Mixtures with slag should be stored for at least 5 months, which was confirmed by gas emission tests. After 167 days, a decrease in daily gas emissions to approximately 5% of the recorded maximum daily gas emissions was observed. However, it appears that the stabilization period should be extended to approximately one year under humid conditions [40]. This period is necessary to complete the chemical reactions that result in the release of a significant amount of gas and hydrogen.

6. Conclusions

Studies have shown that slag, derived from municipal solid waste incineration, can potentially be used as an aggregate in concrete production. However, due to the presence of unwanted elements, an appropriate processing is therefore necessary to minimize the negative impacts on both the physicochemical, mechanical, and functional properties of cement composites.

The presence of toxic elements in slag poses potential risks to human health and the environment. These elements can impact air and water quality during the production, use, and disposal of building materials [41]. Therefore, it is essential to implement proper processing methods, such as washing, seasoning, or chemical stabilization, before using slag in concrete to reduce the content of harmful substances [42]. While our study focused on the influence of aluminum in slag on concrete structure and hydrogen emission, future research should also consider the long-term environmental and health impacts of using such materials in construction [43].

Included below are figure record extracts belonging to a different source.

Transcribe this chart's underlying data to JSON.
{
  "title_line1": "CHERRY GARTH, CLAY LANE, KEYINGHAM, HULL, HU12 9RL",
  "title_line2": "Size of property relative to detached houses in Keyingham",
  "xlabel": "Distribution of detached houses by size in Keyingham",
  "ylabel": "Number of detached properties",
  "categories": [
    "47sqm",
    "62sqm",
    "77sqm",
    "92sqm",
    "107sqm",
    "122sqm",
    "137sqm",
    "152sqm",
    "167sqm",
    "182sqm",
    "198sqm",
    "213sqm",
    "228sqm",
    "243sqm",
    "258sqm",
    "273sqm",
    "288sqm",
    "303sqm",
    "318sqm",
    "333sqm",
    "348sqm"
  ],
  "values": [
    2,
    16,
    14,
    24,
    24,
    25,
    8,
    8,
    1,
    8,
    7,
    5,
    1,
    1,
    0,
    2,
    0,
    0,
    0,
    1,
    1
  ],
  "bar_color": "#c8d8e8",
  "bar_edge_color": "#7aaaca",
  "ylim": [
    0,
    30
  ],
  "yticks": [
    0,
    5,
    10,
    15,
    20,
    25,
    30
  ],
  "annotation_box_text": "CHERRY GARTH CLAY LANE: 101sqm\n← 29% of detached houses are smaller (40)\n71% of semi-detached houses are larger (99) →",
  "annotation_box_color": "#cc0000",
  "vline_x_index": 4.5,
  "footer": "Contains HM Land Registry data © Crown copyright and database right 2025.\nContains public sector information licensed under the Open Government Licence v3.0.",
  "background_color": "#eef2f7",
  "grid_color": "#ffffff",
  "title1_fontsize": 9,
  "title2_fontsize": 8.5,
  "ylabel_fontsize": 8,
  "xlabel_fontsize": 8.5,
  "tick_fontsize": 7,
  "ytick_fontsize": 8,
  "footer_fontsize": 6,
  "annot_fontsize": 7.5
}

It has been confirmed that the presence of significant amounts of aluminum in the slag has a substantial impact on the structure of the concrete. This phenomenon occurs due to redox reactions between metallic aluminum and hydroxide ions in the presence of water. These reactions lead to the formation of either tetrahydroxyaluminate ions or hexahydroxyaluminate ions, depending on the pH level, and are accompanied by the release of hydrogen gas. This leads to the swelling and cracking of the concrete. Furthermore, aluminum may also participate in other chemical reactions occurring within the concrete, thereby affecting the strength of the cement composite. Therefore, before utilizing slag in concrete production, it is essential to subject it to appropriate processing, such as washing and heavy metal removal, along with the application of at least a five-month maturation period. Proper processing of the slag reduces the risk of adverse effects such as swelling and cracking of the concrete, thereby enhancing its durability and strength.

The results obtained indicate the necessity for further research and optimization of slag processing methods in order to ensure the safety and durability of concrete. Properly processed slag can contribute to waste reduction while simultaneously promoting sustainable development in the construction industry.